Par 11 voix contre 8, la commission de la sécurité sociale du National a rejeté le statu quo prôné par la gauche. Mais elle a jugé que la version du Conseil fédéral, qui prévoit de niveller les rentes de veuves sur celles de veufs, risque de mettre en danger la 11e révision de l'AVS en cas de référendum, a expliqué vendredi devant la presse le conseiller national Yves Guisan (PRD/VD).
La commission a donc cherché une solution moins radicale calquée sur le modèle du Conseil fédéral. En principe, comme pour les veufs, le droit à la rente de veuve se terminera lorsque le dernier enfant a atteint 18 ans.
Seules les femmes de 45 ans ou plus, qui ont des enfants de moins de 18 ans, auront droit à une rente illimitée. Le gouvernement propose pour sa part de fixer la barre à 50 ans.
Garantie pour les ayants-droits
La commission ne veut pas que ces innovations touchent les veuves qui bénéficient déjà d'une rente, au moment de l'entrée en vigueur de la 11e révision de l'AVS. Le Conseil fédéral prévoit quant à lui de supprimer les rentes aux femmes qui n'entrent plus dans la catégorie définie après un délai transitoire de trois ans.
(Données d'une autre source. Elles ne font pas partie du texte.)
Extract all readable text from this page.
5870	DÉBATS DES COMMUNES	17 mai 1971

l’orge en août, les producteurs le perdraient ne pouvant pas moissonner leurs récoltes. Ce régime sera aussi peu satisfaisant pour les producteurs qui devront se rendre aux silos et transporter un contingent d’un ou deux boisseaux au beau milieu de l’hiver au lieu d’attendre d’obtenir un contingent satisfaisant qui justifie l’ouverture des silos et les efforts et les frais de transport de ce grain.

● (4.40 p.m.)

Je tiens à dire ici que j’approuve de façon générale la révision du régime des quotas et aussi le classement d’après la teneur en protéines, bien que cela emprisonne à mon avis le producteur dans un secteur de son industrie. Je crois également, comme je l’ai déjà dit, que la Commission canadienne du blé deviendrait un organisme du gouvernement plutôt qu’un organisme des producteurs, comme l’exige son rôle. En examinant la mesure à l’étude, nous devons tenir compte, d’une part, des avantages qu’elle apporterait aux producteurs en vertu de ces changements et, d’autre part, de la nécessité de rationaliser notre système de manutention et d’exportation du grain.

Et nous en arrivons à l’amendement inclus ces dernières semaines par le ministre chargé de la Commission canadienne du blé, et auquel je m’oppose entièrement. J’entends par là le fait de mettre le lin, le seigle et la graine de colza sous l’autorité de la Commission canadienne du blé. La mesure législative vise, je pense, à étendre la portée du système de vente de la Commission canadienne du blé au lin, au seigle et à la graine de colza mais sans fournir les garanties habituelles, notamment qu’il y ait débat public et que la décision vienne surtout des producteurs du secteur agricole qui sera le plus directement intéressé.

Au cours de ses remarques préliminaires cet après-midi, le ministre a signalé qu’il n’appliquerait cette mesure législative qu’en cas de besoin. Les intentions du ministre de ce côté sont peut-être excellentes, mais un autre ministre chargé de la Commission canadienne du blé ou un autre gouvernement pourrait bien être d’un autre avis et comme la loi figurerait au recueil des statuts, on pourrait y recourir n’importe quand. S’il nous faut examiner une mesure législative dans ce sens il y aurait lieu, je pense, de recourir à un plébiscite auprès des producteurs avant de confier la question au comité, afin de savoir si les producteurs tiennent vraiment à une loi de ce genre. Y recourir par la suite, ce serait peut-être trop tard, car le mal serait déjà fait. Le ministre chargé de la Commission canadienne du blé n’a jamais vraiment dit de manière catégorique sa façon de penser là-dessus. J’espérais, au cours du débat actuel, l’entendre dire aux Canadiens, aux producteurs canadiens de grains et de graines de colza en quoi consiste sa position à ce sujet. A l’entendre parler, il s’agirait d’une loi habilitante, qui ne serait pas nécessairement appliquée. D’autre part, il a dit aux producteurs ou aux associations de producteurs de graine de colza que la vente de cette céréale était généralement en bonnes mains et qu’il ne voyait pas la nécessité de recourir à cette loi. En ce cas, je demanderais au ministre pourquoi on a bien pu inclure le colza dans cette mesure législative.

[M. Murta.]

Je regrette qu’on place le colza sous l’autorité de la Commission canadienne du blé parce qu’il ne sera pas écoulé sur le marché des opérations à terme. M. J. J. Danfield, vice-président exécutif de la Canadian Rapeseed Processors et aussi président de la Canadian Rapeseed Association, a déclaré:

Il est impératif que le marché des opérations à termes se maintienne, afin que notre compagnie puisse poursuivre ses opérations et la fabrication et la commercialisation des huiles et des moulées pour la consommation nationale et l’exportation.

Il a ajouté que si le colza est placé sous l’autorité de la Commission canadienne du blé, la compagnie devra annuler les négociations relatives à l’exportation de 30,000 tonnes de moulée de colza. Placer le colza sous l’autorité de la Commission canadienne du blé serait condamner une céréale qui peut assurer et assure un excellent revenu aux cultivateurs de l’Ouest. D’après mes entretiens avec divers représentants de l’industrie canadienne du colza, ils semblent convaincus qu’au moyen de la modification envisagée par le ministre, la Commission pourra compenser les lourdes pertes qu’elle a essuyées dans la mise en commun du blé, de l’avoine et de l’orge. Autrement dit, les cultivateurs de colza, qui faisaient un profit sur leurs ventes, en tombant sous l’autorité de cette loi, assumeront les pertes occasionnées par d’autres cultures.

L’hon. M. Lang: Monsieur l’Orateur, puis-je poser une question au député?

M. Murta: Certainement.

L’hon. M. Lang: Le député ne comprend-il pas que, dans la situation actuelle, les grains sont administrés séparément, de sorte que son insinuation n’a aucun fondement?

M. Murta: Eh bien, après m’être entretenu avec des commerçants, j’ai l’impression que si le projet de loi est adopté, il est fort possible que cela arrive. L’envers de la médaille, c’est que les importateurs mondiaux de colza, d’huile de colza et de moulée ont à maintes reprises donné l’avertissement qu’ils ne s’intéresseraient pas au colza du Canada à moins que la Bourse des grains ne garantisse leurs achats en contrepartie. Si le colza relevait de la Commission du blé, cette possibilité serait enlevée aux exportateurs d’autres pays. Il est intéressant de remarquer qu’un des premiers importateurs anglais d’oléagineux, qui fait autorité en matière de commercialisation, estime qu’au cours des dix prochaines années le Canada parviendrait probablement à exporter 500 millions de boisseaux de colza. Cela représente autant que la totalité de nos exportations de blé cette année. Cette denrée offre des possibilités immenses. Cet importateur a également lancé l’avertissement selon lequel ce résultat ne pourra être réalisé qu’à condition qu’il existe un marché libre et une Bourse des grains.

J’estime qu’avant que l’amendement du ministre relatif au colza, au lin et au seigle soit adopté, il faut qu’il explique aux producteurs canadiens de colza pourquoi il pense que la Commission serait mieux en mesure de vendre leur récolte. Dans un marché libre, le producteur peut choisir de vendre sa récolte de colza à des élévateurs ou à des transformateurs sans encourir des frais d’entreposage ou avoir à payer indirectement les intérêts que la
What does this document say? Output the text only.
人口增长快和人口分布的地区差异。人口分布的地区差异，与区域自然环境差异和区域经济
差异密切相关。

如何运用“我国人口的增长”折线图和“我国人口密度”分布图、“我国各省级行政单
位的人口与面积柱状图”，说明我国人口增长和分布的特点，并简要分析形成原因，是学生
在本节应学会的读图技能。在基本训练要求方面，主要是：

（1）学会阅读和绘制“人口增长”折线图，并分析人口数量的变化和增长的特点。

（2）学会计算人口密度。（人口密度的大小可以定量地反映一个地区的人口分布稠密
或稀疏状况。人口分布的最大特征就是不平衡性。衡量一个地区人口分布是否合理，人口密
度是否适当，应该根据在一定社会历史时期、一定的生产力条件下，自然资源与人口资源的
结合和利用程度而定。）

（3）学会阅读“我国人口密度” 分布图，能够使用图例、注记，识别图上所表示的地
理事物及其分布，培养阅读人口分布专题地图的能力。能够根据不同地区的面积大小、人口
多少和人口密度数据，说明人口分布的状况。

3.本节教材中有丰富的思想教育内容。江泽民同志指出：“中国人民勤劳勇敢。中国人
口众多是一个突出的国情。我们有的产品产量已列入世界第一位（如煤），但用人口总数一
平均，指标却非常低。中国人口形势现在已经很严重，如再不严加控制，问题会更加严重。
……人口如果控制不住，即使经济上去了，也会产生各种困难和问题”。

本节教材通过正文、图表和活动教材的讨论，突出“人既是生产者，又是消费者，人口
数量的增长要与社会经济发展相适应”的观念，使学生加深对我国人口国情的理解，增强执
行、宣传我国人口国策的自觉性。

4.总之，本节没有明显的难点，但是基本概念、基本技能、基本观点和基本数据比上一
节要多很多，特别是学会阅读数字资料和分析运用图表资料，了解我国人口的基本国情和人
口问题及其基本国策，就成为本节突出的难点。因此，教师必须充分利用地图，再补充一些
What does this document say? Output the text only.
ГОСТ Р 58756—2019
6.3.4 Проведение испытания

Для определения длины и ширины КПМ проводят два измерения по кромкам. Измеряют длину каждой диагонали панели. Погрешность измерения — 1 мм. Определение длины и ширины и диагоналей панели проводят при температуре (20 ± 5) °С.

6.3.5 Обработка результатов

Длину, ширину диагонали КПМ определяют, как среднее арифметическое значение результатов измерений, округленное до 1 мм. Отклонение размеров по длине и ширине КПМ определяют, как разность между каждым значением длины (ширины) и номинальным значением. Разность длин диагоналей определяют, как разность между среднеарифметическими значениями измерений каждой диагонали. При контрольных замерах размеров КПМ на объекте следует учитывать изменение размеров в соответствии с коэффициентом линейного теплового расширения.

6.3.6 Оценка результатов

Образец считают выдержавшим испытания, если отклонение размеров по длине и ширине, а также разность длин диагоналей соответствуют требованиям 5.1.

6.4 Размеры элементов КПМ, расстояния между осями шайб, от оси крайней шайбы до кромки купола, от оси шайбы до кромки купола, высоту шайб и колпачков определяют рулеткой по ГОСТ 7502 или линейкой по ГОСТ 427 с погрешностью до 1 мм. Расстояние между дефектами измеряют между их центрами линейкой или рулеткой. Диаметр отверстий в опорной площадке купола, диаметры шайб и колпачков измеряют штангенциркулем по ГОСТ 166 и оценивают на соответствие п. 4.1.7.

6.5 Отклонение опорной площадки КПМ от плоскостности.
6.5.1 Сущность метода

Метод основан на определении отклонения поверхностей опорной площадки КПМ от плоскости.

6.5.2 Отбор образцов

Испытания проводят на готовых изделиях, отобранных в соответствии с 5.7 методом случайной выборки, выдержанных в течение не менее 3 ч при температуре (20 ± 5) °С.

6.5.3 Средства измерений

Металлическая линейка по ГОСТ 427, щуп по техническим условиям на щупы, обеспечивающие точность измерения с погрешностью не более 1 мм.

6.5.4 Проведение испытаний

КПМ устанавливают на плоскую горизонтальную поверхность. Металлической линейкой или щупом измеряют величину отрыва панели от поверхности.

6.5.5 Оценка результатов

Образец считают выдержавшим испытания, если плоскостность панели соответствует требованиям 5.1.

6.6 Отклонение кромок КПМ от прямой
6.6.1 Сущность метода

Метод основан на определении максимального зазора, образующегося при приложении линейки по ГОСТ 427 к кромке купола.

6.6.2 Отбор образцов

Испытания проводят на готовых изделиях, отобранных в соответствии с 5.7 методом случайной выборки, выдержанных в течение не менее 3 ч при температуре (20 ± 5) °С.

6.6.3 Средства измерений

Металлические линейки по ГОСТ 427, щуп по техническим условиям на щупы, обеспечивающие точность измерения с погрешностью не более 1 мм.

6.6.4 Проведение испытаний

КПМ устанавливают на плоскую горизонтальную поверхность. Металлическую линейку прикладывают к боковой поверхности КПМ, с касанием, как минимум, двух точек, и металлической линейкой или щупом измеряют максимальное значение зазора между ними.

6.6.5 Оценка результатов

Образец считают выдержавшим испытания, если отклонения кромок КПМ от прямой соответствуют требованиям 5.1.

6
Dernier point de désaccord entre le gouvernement et la majorité de la commission: cette dernière entend accorder des prestations complémentaires aux veufs et veuves qui n'auraient pas droit à une rente, mais qui se trouveraient dans des conditions économiques difficiles.
Insatisfaction
Bien que plus généreuses que celles du gouvernement, ces propositions ne satisfont pas la gauche. Il s'agit d'un démantèlement social sur le dos des plus faibles, a critiqué Stephanie Baumann (PS/BE). Il va toucher les femmes qui ont eu des enfants avant 27 ans et qui ont généralement un niveau de formation plutôt bas et une expérience professionnelle réduite, selon elle.
Le camp rose-vert entend donc faire le forcing en faveur du statu quo. Celui-ci garantit une rente mensuelle de 800 à 1600 francs à vie aux veuves qui ont des enfants ou à celles de plus de 45 ans qui ont été mariées au moins pendant cinq ans.
Par rapport à aujourd'hui, le Conseil fédéral prévoit d'économiser 786 millions par an. Avec la version de la commission, les économies atteindraient 525 millions. Les cantons devraient en outre débourser quelque 35 millions en prestations complémentaires, a indiqué la présidente de la commission Rosmarie Dormann (PDC/LU).
Flexilibisation à la baisse?
Le but de la 11e révision est d'asseoir le financement de l'AVS, a ajouté Yves Guisan. Ainsi, si on réduit les économies dans un secteur, il faut les compenser ailleurs. La commission risque de devoir rogner sur la possibilité de prendre une retraite flexible dès 62 ans, d'après lui.
Pour l'heure, une sous-commission a été chargée de plancher sur la question. Elle attend également les résultats de la votations sur les deux initiatives populaires pour une retraite à la carte le 26 novembre.
Adaptation des rentes
Enfin, la commission s'est alignée sur le Conseil fédéral en ce qui concerne l'adaptation des rentes AVS/AI. L'augmentation se poursuivra d'après un indice mixte prenant en compte pour moitié le renchérissement du coût de la vie et pour le reste les salaires.
Une proposition radicale visant à compter à raison de deux tiers le coût de la vie a été rejetée, tout comme la proposition inverse de la gauche. Le plénum devra se prononcer lors de la session de mars au Tessin. La commission pourrait néanmoins retoucher certaines de ses positions d'ici là car elle prévoit de faire une deuxième lecture de la 11e révision de l'AVS.